Na czym polega swobodne baudowanie struktury, planu edukacji w szkole? 

Od czego zależy możliwość samodzielnego uczenia się bez uczestnictwa w lekcjach? 

Jak planować poziom kompetencji z przedmiotu? 

Kto może wesprzeć uczniów w procesie samokształcenia? 



Dlaczego za efekty uczenia się odpowiedzialny jest uczeń, a nie nauczyciel? 

Jak sprawdzana jest wiedza uczniów?

Dzięki czemu każdy uczeń jest promowany? 

Na czym polega otwartość zajęć i kto jeszcze poza uczniami może w nich uczestniczyć?

Jakie korzyści wynikają z oddolnego konstruowania międzyszkolnych, międzywiekowych, międzyklasowych czy międzyśrodowiskowych zespołów uczących się nastolatków? 

Czy w szkole samorozwoju możliwe jest wykraczanie poza podstawę programową kształcenia ogólnego? 

Jak to jest możliwe, że w tej szkole nie ma zewnętrznych kar i nagród, ani też nie ma antagonistycznej rywalizacji?             

itd., itd. 



Rzeczywiście, ALA są szkołami  zdrowych relacji międzyludzkich.

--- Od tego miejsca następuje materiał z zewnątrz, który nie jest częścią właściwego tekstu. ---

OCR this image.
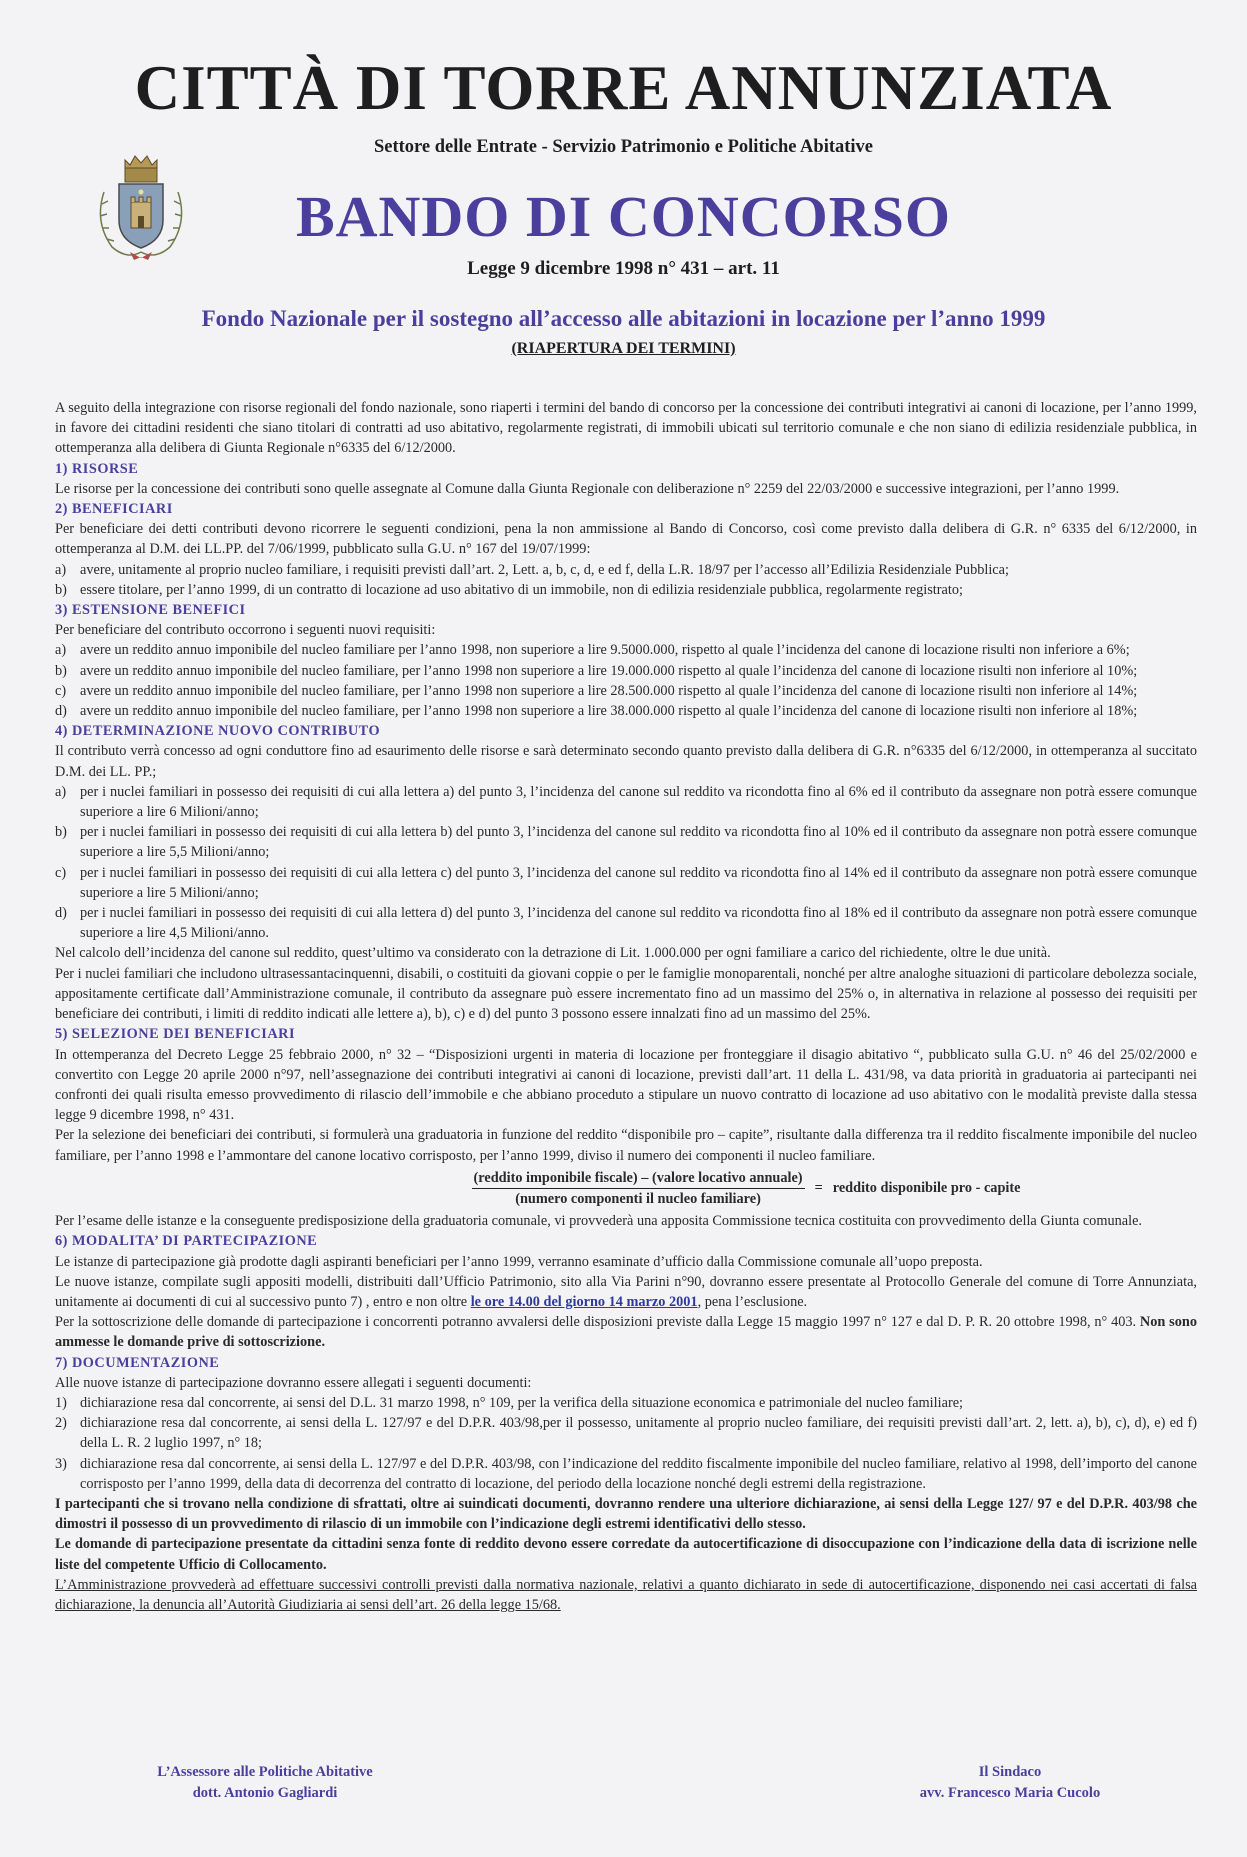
CITTÀ DI TORRE ANNUNZIATA
Settore delle Entrate - Servizio Patrimonio e Politiche Abitative
BANDO DI CONCORSO
Legge 9 dicembre 1998 n° 431 – art. 11
Fondo Nazionale per il sostegno all’accesso alle abitazioni in locazione per l’anno 1999
(RIAPERTURA DEI TERMINI)

A seguito della integrazione con risorse regionali del fondo nazionale, sono riaperti i termini del bando di concorso per la concessione dei contributi integrativi ai canoni di locazione, per l’anno 1999, in favore dei cittadini residenti che siano titolari di contratti ad uso abitativo, regolarmente registrati, di immobili ubicati sul territorio comunale e che non siano di edilizia residenziale pubblica, in ottemperanza alla delibera di Giunta Regionale n°6335 del 6/12/2000.

1) RISORSE

Le risorse per la concessione dei contributi sono quelle assegnate al Comune dalla Giunta Regionale con deliberazione n° 2259 del 22/03/2000 e successive integrazioni, per l’anno 1999.

2) BENEFICIARI

Per beneficiare dei detti contributi devono ricorrere le seguenti condizioni, pena la non ammissione al Bando di Concorso, così come previsto dalla delibera di G.R. n° 6335 del 6/12/2000, in ottemperanza al D.M. dei LL.PP. del 7/06/1999, pubblicato sulla G.U. n° 167 del 19/07/1999:

a) avere, unitamente al proprio nucleo familiare, i requisiti previsti dall’art. 2, Lett. a, b, c, d, e ed f, della L.R. 18/97 per l’accesso all’Edilizia Residenziale Pubblica;
b) essere titolare, per l’anno 1999, di un contratto di locazione ad uso abitativo di un immobile, non di edilizia residenziale pubblica, regolarmente registrato;
3) ESTENSIONE BENEFICI

Per beneficiare del contributo occorrono i seguenti nuovi requisiti:

a) avere un reddito annuo imponibile del nucleo familiare per l’anno 1998, non superiore a lire 9.5000.000, rispetto al quale l’incidenza del canone di locazione risulti non inferiore a 6%;
b) avere un reddito annuo imponibile del nucleo familiare, per l’anno 1998 non superiore a lire 19.000.000 rispetto al quale l’incidenza del canone di locazione risulti non inferiore al 10%;
c) avere un reddito annuo imponibile del nucleo familiare, per l’anno 1998 non superiore a lire 28.500.000 rispetto al quale l’incidenza del canone di locazione risulti non inferiore al 14%;
d) avere un reddito annuo imponibile del nucleo familiare, per l’anno 1998 non superiore a lire 38.000.000 rispetto al quale l’incidenza del canone di locazione risulti non inferiore al 18%;
4) DETERMINAZIONE NUOVO CONTRIBUTO

Il contributo verrà concesso ad ogni conduttore fino ad esaurimento delle risorse e sarà determinato secondo quanto previsto dalla delibera di G.R. n°6335 del 6/12/2000, in ottemperanza al succitato D.M. dei LL. PP.;

a) per i nuclei familiari in possesso dei requisiti di cui alla lettera a) del punto 3, l’incidenza del canone sul reddito va ricondotta fino al 6% ed il contributo da assegnare non potrà essere comunque superiore a lire 6 Milioni/anno;
b) per i nuclei familiari in possesso dei requisiti di cui alla lettera b) del punto 3, l’incidenza del canone sul reddito va ricondotta fino al 10% ed il contributo da assegnare non potrà essere comunque superiore a lire 5,5 Milioni/anno;
c) per i nuclei familiari in possesso dei requisiti di cui alla lettera c) del punto 3, l’incidenza del canone sul reddito va ricondotta fino al 14% ed il contributo da assegnare non potrà essere comunque superiore a lire 5 Milioni/anno;
d) per i nuclei familiari in possesso dei requisiti di cui alla lettera d) del punto 3, l’incidenza del canone sul reddito va ricondotta fino al 18% ed il contributo da assegnare non potrà essere comunque superiore a lire 4,5 Milioni/anno.

Nel calcolo dell’incidenza del canone sul reddito, quest’ultimo va considerato con la detrazione di Lit. 1.000.000 per ogni familiare a carico del richiedente, oltre le due unità.

Per i nuclei familiari che includono ultrasessantacinquenni, disabili, o costituiti da giovani coppie o per le famiglie monoparentali, nonché per altre analoghe situazioni di particolare debolezza sociale, appositamente certificate dall’Amministrazione comunale, il contributo da assegnare può essere incrementato fino ad un massimo del 25% o, in alternativa in relazione al possesso dei requisiti per beneficiare dei contributi, i limiti di reddito indicati alle lettere a), b), c) e d) del punto 3 possono essere innalzati fino ad un massimo del 25%.

5) SELEZIONE DEI BENEFICIARI

In ottemperanza del Decreto Legge 25 febbraio 2000, n° 32 – “Disposizioni urgenti in materia di locazione per fronteggiare il disagio abitativo “, pubblicato sulla G.U. n° 46 del 25/02/2000 e convertito con Legge 20 aprile 2000 n°97, nell’assegnazione dei contributi integrativi ai canoni di locazione, previsti dall’art. 11 della L. 431/98, va data priorità in graduatoria ai partecipanti nei confronti dei quali risulta emesso provvedimento di rilascio dell’immobile e che abbiano proceduto a stipulare un nuovo contratto di locazione ad uso abitativo con le modalità previste dalla stessa legge 9 dicembre 1998, n° 431.

Per la selezione dei beneficiari dei contributi, si formulerà una graduatoria in funzione del reddito “disponibile pro – capite”, risultante dalla differenza tra il reddito fiscalmente imponibile del nucleo familiare, per l’anno 1998 e l’ammontare del canone locativo corrisposto, per l’anno 1999, diviso il numero dei componenti il nucleo familiare.

$\frac{\text{(reddito imponibile fiscale) – (valore locativo annuale)}}{\text{(numero componenti il nucleo familiare)}}$ = reddito disponibile pro - capite

Per l’esame delle istanze e la conseguente predisposizione della graduatoria comunale, vi provvederà una apposita Commissione tecnica costituita con provvedimento della Giunta comunale.

6) MODALITA’ DI PARTECIPAZIONE

Le istanze di partecipazione già prodotte dagli aspiranti beneficiari per l’anno 1999, verranno esaminate d’ufficio dalla Commissione comunale all’uopo preposta.

Le nuove istanze, compilate sugli appositi modelli, distribuiti dall’Ufficio Patrimonio, sito alla Via Parini n°90, dovranno essere presentate al Protocollo Generale del comune di Torre Annunziata, unitamente ai documenti di cui al successivo punto 7) , entro e non oltre le ore 14.00 del giorno 14 marzo 2001, pena l’esclusione.

Per la sottoscrizione delle domande di partecipazione i concorrenti potranno avvalersi delle disposizioni previste dalla Legge 15 maggio 1997 n° 127 e dal D. P. R. 20 ottobre 1998, n° 403. Non sono ammesse le domande prive di sottoscrizione.

7) DOCUMENTAZIONE

Alle nuove istanze di partecipazione dovranno essere allegati i seguenti documenti:

1) dichiarazione resa dal concorrente, ai sensi del D.L. 31 marzo 1998, n° 109, per la verifica della situazione economica e patrimoniale del nucleo familiare;
2) dichiarazione resa dal concorrente, ai sensi della L. 127/97 e del D.P.R. 403/98,per il possesso, unitamente al proprio nucleo familiare, dei requisiti previsti dall’art. 2, lett. a), b), c), d), e) ed f) della L. R. 2 luglio 1997, n° 18;
3) dichiarazione resa dal concorrente, ai sensi della L. 127/97 e del D.P.R. 403/98, con l’indicazione del reddito fiscalmente imponibile del nucleo familiare, relativo al 1998, dell’importo del canone corrisposto per l’anno 1999, della data di decorrenza del contratto di locazione, del periodo della locazione nonché degli estremi della registrazione.

I partecipanti che si trovano nella condizione di sfrattati, oltre ai suindicati documenti, dovranno rendere una ulteriore dichiarazione, ai sensi della Legge 127/ 97 e del D.P.R. 403/98 che dimostri il possesso di un provvedimento di rilascio di un immobile con l’indicazione degli estremi identificativi dello stesso.

Le domande di partecipazione presentate da cittadini senza fonte di reddito devono essere corredate da autocertificazione di disoccupazione con l’indicazione della data di iscrizione nelle liste del competente Ufficio di Collocamento.

L’Amministrazione provvederà ad effettuare successivi controlli previsti dalla normativa nazionale, relativi a quanto dichiarato in sede di autocertificazione, disponendo nei casi accertati di falsa dichiarazione, la denuncia all’Autorità Giudiziaria ai sensi dell’art. 26 della legge 15/68.

L’Assessore alle Politiche Abitative
dott. Antonio Gagliardi
Il Sindaco
avv. Francesco Maria Cucolo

To w takiej przestrzeni możliwa jest nie tylko samorealizacja młodych ludzi, ale także detoksykacja od zła, patologii, których częściowo doświadczali w szkolnictwie podstawowym. O tym jest ta książka. O związanych z nią doświadczeniach, nasuwających się wątpliwościach rozmawialiśmy w gronie tutorialsów:    

Barbara Bonarska, Mariusz Budzyński, Marta Galewska-Kustra, Celina Niedzielska, Piotr Nita, Adrianna Sarnat-Ciastko, Małgorzata Sołtysik-Nita, Tomasz Tokarz. Możecie nas obejrzeć i posłuchać, jeśli dysponujecie czasem i motywacją. na platformie YouTube są także materiały filmowe o ALA. 

Cieszę się, że po tylu latach ponownie spotykam PEDAGOGÓW Z PASJĄ TWORZENIA SCHOLE OTIUM, którzy przyjeżdżali na Uniwersytet Łódzki i do Chrześcijańskiej Akademii Teologicznej w Warszawie, by w ramach wspomnianego już cyklu konferencji wymieniać się doświadczeniami nauczycieli i naukowców z kraju i zagranicy. Poszerza się przestrzeń WOLNOŚCI (W)EDUKACJI, bez której jest ona mało efektywna i aksjologicznie wyjałowiona.